Credit rationing by the Beijing government, in an effort to contain inflation, has combined with the global financial crisis to halt many construction projects, cutting steel demand. The research house Mysteel said the Chinese steel industry was already in recession, with prices for steel products falling 15 to 20 percent since July.
“Era of austerity ahead”
Within the Australian political establishment, as in the US, there is a bipartisan consensus behind the Wall Street rescue package and its underlying assumption that the working people, not the bankers and financiers, who must bear the burden of the financial catastrophe.
At his media conference with Swan, Prime Minister Rudd described the congressional rejection of the US bailout as a “bad development”. Rudd insisted that the package had to be re-presented and the vote reversed. “This is necessary for the stabilisation of the US financial markets, it’s necessary for the stabilisation of global financial markets,” he declared.
The Labor government last week produced its own bailout scheme for smaller banks and lending institutions, whose overseas funding sources have almost completely frozen up.
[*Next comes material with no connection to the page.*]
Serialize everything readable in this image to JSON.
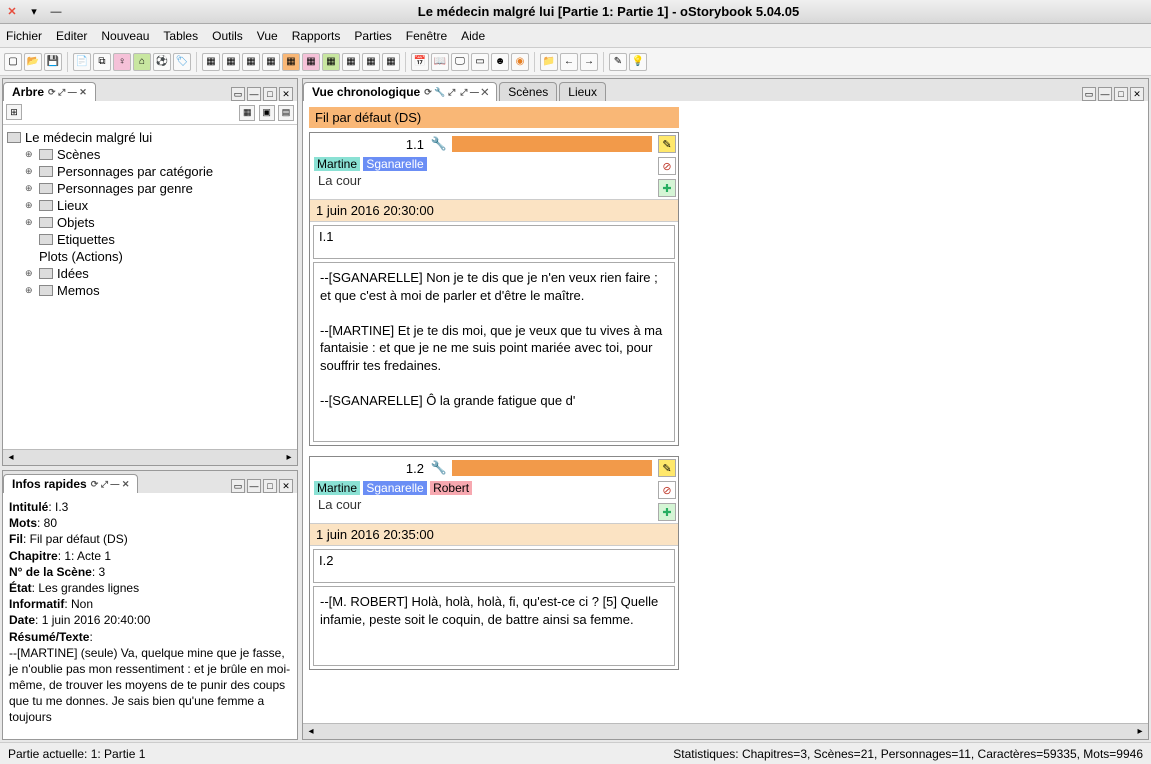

While spending is being slashed on social programs, $4 billion will be used to buy mortgage-backed securities issued by these finance houses.
The recently elected Liberal-National Party opposition leader, Malcolm Turnbull, issued another offer, following one made last week, of bipartisan support for the government’s efforts to boost the markets. “We will deal with these challenges as Australians,” he said. According to today’s Sydney Morning Herald, Turnbull has privately pledged not to criticise the government on economic policy during the crisis.
In the US, both Democrat and Republican leaders are intent on imposing a $700 billion rescue plan to shore up Wall Street at the expense of the vast majority of the population. Likewise in Australia, the consensus in the political and media establishment is that the living standards of ordinary working people must be slashed to shore up the interests of the financial elite. In a column entitled “Era of austerity ahead”, the Australian’s economics editor Michael Stutchbury declared that the “local political debate” had yet to face up to the implication that the global credit crisis would require “a more painful adjustment for the Australian economy”.
Stutchbury stated that any “sharper correction” would have to fall “hardest on areas such as housing and housing consumption”. This is under conditions where, as Stutchbury noted, household net assets have already dropped by 16 percent over the past year. This aggregate fall, which primarily reflects slumping house prices, as well as heavy losses by superannuation and other retirement funds, has been born mainly by working people.
A half-yearly Financial Stability Review issued by the RBA last week showed that house prices have fallen most in western Sydney, the largest working class area in the country, while housing loans arrears have risen to 1.2 percent in western Sydney, more than double that for the rest of Sydney.
At the same time, millions of workers and retirees have suffered losses of more than 10 percent in their superannuation and retirement funds, shattering their hopes of a decent retirement.
To justify “painful” economic measures, Stutchbury and other economic commentators have blamed working families for the meltdown, accusing them of taking out mortgages they could not afford. The reality is that working class people have had to go into historically unprecedented levels of debt over the past decade simply to cope with soaring housing and other living costs; while members of the corporate elite consciously exploited their plight to siphon off super profits and spectacular bonuses.